DESPITE controversy over his track record on human rights, the late Hok Lundy will be mourned by students in his native Svay Rieng province, who say they worry his death will spell the end for many ambitious educational projects in their area.
"We saw him as our second father because of all the help he gave to us students in Svay Rieng," 24-year-old Penh Sethea, a fourth-year marketing student in the Royal University of Svay Rieng, said of the former National Police chief, who was killed November 9 in a helicopter crash while flying to his home province in bad weather.
"Svay Rieng never had a university before. He understood the difficulty facing students here, so he built the university in 2005," she said.
Another fourth-year student there, Bun Tola, expected the loss of its main patron would "create major problems for the future of the university".

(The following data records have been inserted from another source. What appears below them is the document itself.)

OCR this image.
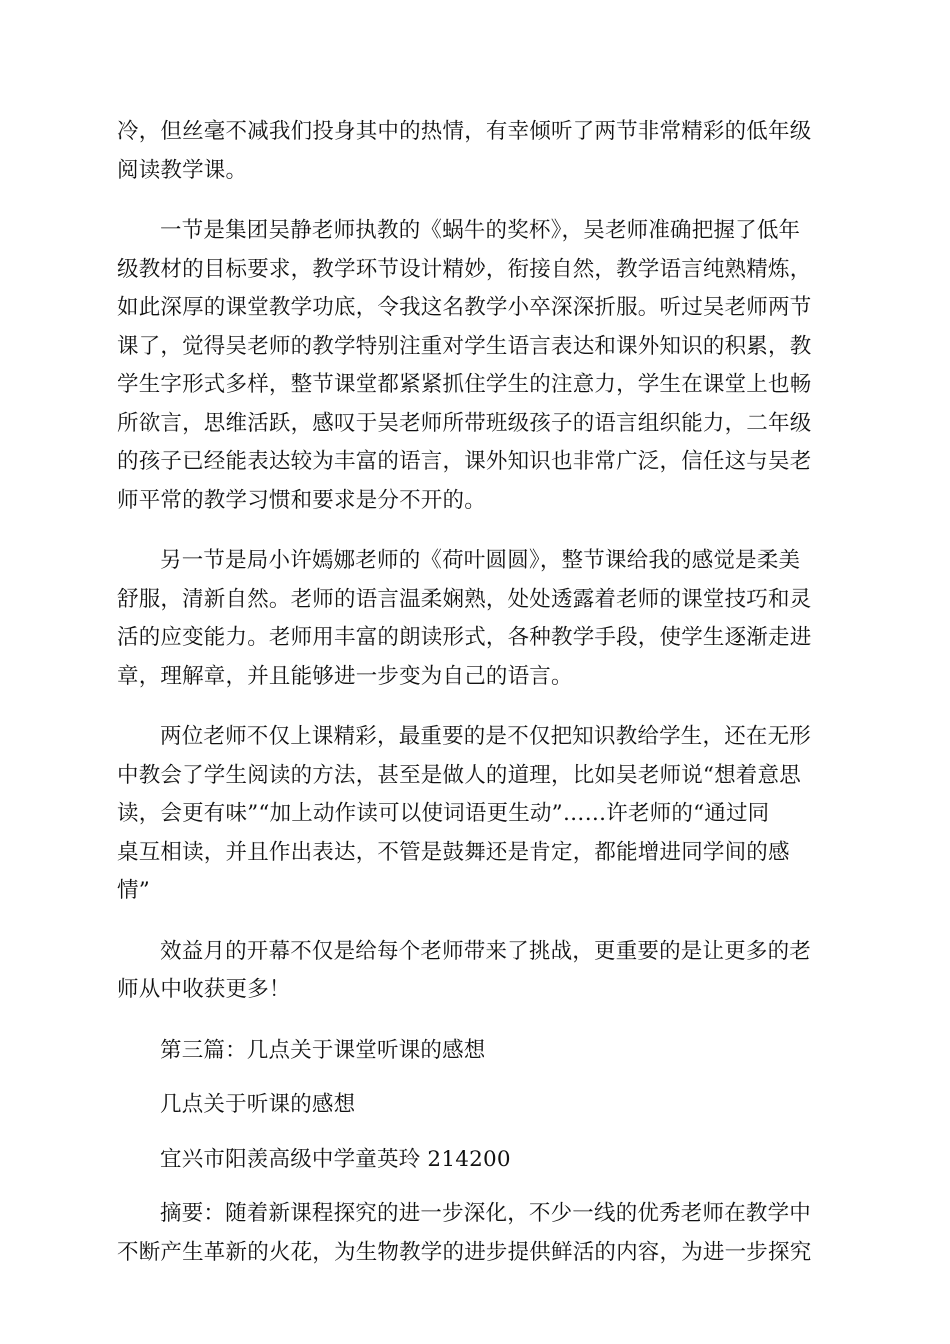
冷，但丝毫不减我们投身其中的热情，有幸倾听了两节非常精彩的低年级
阅读教学课。

一节是集团吴静老师执教的《蜗牛的奖杯》，吴老师准确把握了低年
级教材的目标要求，教学环节设计精妙，衔接自然，教学语言纯熟精炼，
如此深厚的课堂教学功底，令我这名教学小卒深深折服。听过吴老师两节
课了，觉得吴老师的教学特别注重对学生语言表达和课外知识的积累，教
学生字形式多样，整节课堂都紧紧抓住学生的注意力，学生在课堂上也畅
所欲言，思维活跃，感叹于吴老师所带班级孩子的语言组织能力，二年级
的孩子已经能表达较为丰富的语言，课外知识也非常广泛，信任这与吴老
师平常的教学习惯和要求是分不开的。

另一节是局小许嫣娜老师的《荷叶圆圆》，整节课给我的感觉是柔美
舒服，清新自然。老师的语言温柔娴熟，处处透露着老师的课堂技巧和灵
活的应变能力。老师用丰富的朗读形式，各种教学手段，使学生逐渐走进
章，理解章，并且能够进一步变为自己的语言。

两位老师不仅上课精彩，最重要的是不仅把知识教给学生，还在无形
中教会了学生阅读的方法，甚至是做人的道理，比如吴老师说“想着意思
读，会更有味”“加上动作读可以使词语更生动”……许老师的“通过同
桌互相读，并且作出表达，不管是鼓舞还是肯定，都能增进同学间的感
情”

效益月的开幕不仅是给每个老师带来了挑战，更重要的是让更多的老
师从中收获更多！

第三篇：几点关于课堂听课的感想

几点关于听课的感想

宜兴市阳羡高级中学童英玲 214200

摘要：随着新课程探究的进一步深化，不少一线的优秀老师在教学中
不断产生革新的火花，为生物教学的进步提供鲜活的内容，为进一步探究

Hok Lundy was the driving force behind starting the Royal University of Svay Rieng, using personal finances to foot the US$2 million bill for its construction and provide free tuition and learning materials for the nearly 800 students composing its first cohort, according to its vice dean, Loek Virak.
He said Hok Lundy's death could drain the school's finances and postpone plans for its expansion.
The concern was shared by Hab Channara, dean of the university's faculty of business, who praised Hok Lundy's vision to allow the province's youth to pursue higher education while remaining close to home.
"He was just about to sign on for his plan to have more classrooms built, but now, with his death, there will be problems with the school's development," Hab Channara said.
While opposition lawmakers and human rights groups point to a litany of unsolved political murders and alleged links to crime rings that they say cast a dark shadow on the late strongman's tenure, Svay Rieng provincial Governor Chieng Om called him nothing less than a "hero" for his patronage of local education.